Récemment, cette confusion entre les termes a été relancée en Belgique par des opposants à la campagne initiée par l’Association belgo-palestinienne «50 ans sous occupation», illustrée par l’affiche «Effaçons l’occupation, pas les Palestiniens» (2). Le droit à l’existence de l’État d’Israël n’est jamais remis en question par ces militants des droits des Palestiniens. Mais la seule critique des politiques gouvernementales israélienne est à nouveau taxée d’antisémitisme. La confusion entre antisionisme et antisémitisme est volontaire car elle entend éviter le vrai débat de fond sur des politiques gouvernementales, explique Dominique Vidal. Pourtant, le sionisme n’est pas en cause puisqu’il a atteint ses objectifs en 1948 avec la naissance de l’État d‘Israël, État juif à côté d’un État arabe, ainsi que l’avait décidé l’assemblée générale des Nations Unies.

Le mythe du sionisme

Que signifie le «peuple juif», interroge Dominique Vidal? Comment le définir? Il ne s’agit pas d’une race, ni d’un territoire, ni d’une langue, ni d’une religion. Ainsi, 80% des Juifs de France ne sont pas religieux. Que signifie alors le concept de «retour des Juifs»? L’historien Schlomo Sand parle de «peuple inventé» et déconstruit le mythe sioniste fabriqué sur une prétendue expulsion des Hébreux de cette terre alors occupée par les Romains. Or les occupants romains n’ont jamais expulsé des peuples occupés. Il n’y a donc aucun droit au retour, historiquement validé. 

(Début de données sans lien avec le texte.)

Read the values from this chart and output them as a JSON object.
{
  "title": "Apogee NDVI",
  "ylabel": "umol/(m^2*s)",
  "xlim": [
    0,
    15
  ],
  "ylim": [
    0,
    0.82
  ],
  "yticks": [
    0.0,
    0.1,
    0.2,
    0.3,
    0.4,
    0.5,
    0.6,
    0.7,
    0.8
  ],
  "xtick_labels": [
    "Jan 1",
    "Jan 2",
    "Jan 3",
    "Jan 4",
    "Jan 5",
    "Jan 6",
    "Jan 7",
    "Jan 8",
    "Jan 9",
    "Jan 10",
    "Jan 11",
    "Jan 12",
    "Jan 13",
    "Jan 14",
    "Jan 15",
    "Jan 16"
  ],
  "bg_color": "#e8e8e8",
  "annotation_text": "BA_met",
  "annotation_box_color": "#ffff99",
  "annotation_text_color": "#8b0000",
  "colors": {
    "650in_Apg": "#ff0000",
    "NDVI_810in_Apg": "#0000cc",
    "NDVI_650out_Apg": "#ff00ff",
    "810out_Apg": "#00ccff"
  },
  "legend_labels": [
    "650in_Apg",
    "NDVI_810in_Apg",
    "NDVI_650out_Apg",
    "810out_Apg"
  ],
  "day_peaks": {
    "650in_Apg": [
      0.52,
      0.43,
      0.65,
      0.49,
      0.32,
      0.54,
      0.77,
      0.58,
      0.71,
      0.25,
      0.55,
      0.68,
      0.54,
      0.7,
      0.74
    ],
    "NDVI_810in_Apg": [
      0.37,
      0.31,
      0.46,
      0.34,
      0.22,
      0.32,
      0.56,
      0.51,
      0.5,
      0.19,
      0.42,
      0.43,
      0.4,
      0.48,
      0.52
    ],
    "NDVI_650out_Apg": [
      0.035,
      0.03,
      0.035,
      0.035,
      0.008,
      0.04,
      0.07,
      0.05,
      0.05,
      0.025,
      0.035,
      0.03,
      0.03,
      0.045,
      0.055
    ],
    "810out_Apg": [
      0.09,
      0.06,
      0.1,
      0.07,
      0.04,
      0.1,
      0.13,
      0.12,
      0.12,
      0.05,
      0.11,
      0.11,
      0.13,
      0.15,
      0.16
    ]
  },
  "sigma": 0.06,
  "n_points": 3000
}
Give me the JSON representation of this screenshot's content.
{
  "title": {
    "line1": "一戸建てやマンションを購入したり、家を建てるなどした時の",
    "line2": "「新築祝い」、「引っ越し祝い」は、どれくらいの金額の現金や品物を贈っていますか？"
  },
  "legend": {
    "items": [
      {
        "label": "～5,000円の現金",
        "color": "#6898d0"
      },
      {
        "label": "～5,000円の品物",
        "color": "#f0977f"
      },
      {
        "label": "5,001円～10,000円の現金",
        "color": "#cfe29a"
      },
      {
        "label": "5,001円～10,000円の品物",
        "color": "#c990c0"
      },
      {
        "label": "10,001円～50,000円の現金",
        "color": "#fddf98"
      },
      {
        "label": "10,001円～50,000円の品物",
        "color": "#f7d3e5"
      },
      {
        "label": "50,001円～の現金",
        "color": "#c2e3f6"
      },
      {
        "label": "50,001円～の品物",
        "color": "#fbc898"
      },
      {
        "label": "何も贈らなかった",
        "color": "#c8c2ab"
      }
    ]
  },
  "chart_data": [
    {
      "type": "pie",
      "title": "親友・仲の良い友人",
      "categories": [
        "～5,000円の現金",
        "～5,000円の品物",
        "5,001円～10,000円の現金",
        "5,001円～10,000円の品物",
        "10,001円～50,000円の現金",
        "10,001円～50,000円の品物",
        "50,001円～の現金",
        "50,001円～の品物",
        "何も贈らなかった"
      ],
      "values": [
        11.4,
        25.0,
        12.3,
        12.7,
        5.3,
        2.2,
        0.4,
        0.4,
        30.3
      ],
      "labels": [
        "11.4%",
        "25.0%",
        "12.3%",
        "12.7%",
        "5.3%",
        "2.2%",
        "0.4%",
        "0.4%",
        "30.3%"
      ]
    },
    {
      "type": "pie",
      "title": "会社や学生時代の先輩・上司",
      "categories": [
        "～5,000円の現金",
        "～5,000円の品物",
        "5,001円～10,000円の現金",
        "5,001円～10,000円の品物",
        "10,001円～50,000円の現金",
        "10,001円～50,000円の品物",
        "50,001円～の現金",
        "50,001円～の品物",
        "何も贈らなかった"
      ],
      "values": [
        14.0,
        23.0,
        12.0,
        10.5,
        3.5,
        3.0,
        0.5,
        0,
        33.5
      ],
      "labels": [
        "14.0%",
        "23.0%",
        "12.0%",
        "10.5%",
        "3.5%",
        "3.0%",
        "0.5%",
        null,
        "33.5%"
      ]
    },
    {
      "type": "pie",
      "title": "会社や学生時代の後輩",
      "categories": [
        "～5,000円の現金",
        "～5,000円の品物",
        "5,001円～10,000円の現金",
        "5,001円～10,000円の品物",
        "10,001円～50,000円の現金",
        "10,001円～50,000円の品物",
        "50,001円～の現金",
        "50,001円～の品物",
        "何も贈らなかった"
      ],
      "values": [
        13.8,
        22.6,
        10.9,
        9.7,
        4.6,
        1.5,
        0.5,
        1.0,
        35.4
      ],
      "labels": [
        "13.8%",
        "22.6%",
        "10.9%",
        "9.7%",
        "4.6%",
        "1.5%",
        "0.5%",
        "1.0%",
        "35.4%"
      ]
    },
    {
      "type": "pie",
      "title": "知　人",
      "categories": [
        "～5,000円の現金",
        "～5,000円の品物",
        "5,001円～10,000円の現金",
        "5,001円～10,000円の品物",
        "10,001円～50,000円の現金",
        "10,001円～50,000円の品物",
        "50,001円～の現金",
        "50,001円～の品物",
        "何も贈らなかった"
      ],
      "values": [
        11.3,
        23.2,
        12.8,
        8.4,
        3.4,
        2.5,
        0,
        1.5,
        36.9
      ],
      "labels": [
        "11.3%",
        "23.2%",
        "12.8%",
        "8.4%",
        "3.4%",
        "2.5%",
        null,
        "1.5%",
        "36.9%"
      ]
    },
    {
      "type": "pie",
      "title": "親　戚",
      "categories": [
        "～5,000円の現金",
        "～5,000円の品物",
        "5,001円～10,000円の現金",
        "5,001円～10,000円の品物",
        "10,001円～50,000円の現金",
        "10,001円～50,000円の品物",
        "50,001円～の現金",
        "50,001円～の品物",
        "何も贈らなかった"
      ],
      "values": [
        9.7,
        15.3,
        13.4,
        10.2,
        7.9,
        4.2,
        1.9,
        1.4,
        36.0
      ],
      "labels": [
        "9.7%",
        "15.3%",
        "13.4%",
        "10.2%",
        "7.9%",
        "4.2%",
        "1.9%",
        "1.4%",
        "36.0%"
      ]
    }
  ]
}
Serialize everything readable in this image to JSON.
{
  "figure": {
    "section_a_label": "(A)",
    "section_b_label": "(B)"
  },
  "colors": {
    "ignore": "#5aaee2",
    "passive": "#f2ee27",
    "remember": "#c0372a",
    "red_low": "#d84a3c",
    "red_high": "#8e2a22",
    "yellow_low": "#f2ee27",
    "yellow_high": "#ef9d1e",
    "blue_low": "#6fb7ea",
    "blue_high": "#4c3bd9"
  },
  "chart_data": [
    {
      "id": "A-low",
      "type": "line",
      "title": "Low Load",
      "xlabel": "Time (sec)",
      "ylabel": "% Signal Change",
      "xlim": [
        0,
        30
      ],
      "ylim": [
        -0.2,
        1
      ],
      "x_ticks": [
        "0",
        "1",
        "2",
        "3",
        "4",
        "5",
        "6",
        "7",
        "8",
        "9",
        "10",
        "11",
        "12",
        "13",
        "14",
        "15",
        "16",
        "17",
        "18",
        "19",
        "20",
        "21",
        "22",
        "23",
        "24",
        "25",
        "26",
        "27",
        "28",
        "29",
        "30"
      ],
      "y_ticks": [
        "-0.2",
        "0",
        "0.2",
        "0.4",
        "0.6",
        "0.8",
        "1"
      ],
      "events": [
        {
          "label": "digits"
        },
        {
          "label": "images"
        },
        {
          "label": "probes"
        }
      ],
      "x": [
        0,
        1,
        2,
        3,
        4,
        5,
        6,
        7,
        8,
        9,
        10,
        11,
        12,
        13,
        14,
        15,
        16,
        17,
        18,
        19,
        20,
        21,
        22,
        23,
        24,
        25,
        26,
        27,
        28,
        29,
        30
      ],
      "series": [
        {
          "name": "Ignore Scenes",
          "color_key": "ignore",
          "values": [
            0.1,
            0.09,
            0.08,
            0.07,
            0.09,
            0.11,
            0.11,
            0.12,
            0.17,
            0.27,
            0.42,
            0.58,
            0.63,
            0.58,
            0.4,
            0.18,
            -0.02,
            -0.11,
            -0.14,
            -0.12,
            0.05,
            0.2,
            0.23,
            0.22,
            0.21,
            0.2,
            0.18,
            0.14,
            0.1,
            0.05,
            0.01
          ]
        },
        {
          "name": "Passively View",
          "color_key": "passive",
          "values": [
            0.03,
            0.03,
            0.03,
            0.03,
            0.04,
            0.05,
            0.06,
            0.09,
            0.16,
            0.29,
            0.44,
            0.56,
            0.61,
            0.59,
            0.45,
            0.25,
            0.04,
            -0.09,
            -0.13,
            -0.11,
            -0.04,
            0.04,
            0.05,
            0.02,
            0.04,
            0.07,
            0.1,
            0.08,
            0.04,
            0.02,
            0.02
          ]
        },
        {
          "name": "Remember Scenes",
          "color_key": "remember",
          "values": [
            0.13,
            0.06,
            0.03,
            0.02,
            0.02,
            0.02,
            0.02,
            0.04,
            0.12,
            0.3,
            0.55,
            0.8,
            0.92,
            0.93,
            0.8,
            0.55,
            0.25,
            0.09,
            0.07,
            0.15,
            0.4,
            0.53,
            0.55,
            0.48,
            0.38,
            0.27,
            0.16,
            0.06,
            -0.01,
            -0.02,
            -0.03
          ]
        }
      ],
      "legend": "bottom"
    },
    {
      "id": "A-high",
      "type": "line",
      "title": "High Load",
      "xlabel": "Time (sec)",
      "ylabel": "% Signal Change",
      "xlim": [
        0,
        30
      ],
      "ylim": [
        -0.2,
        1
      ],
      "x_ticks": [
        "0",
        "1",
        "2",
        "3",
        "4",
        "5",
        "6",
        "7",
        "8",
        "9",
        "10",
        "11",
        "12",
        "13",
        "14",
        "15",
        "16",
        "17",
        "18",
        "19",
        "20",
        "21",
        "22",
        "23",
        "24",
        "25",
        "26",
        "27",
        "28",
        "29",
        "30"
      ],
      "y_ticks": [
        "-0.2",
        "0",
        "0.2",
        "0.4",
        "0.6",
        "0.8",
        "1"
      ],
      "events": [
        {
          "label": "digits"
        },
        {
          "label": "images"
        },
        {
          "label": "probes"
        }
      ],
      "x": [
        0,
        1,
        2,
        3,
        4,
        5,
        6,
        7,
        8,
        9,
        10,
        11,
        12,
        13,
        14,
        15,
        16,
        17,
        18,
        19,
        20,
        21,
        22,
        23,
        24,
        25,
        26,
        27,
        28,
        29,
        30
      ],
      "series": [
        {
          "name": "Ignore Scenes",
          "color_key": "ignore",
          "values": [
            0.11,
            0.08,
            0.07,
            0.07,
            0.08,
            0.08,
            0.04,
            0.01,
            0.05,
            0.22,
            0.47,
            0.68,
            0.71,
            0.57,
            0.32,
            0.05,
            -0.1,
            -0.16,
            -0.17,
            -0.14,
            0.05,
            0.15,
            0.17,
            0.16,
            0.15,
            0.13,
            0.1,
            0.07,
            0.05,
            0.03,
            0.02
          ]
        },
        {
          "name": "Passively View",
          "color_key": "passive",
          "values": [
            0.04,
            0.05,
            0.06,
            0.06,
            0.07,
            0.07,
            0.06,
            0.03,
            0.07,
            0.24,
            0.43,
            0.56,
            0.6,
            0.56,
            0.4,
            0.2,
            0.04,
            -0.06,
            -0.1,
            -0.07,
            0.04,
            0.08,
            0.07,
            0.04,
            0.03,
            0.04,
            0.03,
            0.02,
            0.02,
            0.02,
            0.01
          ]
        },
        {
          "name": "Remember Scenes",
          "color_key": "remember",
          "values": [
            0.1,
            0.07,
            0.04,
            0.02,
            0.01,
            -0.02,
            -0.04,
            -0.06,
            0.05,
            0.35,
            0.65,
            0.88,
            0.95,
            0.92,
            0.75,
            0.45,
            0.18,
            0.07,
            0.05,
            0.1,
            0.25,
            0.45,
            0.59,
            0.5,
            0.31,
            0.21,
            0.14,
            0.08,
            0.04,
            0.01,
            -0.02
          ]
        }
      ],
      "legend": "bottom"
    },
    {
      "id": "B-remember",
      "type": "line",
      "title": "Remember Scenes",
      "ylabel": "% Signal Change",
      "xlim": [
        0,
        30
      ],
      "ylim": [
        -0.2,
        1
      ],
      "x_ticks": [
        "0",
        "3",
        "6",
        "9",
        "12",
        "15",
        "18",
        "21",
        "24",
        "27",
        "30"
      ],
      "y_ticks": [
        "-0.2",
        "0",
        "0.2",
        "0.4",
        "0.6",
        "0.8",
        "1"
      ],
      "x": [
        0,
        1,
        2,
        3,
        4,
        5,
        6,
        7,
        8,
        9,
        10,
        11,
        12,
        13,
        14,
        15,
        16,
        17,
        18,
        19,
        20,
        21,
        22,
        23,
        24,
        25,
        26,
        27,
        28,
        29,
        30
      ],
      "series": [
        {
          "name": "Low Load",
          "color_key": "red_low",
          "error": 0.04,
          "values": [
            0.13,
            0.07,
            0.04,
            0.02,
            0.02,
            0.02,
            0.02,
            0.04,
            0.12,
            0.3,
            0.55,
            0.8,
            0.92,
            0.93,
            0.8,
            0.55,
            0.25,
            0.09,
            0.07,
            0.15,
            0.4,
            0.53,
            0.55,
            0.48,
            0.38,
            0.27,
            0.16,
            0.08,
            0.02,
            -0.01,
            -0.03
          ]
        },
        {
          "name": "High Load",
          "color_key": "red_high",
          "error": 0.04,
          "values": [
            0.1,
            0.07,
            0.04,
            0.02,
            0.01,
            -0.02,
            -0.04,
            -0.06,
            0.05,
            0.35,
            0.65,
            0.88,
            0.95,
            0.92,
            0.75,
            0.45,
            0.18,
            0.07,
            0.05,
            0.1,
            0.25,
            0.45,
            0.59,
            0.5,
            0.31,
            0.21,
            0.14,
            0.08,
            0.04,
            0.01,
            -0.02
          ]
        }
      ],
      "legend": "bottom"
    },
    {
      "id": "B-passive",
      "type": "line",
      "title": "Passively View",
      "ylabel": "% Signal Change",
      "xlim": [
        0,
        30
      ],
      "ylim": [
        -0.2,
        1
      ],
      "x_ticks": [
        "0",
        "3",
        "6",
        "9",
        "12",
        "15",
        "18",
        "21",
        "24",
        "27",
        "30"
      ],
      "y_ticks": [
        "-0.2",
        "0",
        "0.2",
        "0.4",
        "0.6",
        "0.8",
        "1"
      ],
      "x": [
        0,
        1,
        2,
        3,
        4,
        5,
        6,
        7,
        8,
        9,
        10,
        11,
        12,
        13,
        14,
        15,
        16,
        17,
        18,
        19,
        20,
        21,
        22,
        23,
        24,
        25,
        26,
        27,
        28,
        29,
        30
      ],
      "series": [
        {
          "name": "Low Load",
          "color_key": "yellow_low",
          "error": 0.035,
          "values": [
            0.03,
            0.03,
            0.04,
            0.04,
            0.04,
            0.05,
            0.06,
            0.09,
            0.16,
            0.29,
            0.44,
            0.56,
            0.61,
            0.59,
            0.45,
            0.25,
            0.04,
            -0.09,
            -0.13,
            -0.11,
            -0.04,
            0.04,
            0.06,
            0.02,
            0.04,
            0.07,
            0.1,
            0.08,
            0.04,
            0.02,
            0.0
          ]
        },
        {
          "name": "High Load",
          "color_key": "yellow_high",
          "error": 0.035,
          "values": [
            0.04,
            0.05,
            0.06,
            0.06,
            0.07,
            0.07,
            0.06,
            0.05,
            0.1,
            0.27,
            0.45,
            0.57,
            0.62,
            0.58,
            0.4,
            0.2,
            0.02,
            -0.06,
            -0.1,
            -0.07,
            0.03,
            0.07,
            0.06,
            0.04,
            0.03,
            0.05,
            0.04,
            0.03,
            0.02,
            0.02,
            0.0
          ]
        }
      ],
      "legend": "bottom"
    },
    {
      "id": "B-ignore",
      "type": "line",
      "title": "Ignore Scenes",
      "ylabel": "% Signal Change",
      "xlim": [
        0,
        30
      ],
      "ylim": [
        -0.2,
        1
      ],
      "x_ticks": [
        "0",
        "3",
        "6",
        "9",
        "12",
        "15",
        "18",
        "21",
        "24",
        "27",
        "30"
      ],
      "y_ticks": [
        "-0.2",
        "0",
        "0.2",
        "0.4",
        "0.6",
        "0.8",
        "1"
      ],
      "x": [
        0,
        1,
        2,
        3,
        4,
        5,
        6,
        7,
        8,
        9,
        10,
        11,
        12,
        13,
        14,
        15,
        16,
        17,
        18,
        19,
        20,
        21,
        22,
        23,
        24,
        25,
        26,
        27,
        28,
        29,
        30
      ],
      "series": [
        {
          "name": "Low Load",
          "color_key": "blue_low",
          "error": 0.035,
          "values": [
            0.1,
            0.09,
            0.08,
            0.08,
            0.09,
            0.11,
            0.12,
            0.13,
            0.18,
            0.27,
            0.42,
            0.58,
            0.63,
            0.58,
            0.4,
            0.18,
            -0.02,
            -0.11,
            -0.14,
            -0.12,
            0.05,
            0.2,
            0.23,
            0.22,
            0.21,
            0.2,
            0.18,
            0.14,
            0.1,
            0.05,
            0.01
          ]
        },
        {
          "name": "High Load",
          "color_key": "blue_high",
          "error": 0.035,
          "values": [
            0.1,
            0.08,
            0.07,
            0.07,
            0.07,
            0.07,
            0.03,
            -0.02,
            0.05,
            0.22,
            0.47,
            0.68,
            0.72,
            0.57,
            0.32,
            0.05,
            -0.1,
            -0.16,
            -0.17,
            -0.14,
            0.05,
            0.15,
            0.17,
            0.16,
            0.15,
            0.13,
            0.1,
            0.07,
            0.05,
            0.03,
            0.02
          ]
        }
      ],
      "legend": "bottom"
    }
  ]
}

Le conférencier rappelle aussi que le sionisme a bénéficié d’abord de l’appui de la Grande-Bretagne qui défendait ainsi ses intérêts dans la région: le canal de Suez et l’industrie pétrolière naissante. Cela s’alliait bien avec un État juif comprenant une population arabe «soumise». Ainsi, naissait une nation avec sa langue, ses services publics, son armée, ses institutions (l’Agence juive et le Conseil national) et une population grandissant rapidement puisque les horreurs du nazisme ont accéléré l’immigration juive en Palestine. Le sionisme, une idéologie ultra minoritaire, a donc été bouleversé par le génocide qui se chiffre à plus de six millions de Juifs massacrés par les nazis: il faut en effet ajouter ceux qui ont été tués en Pologne et en URSS et qui n’ont pas été identifiés comme Juifs.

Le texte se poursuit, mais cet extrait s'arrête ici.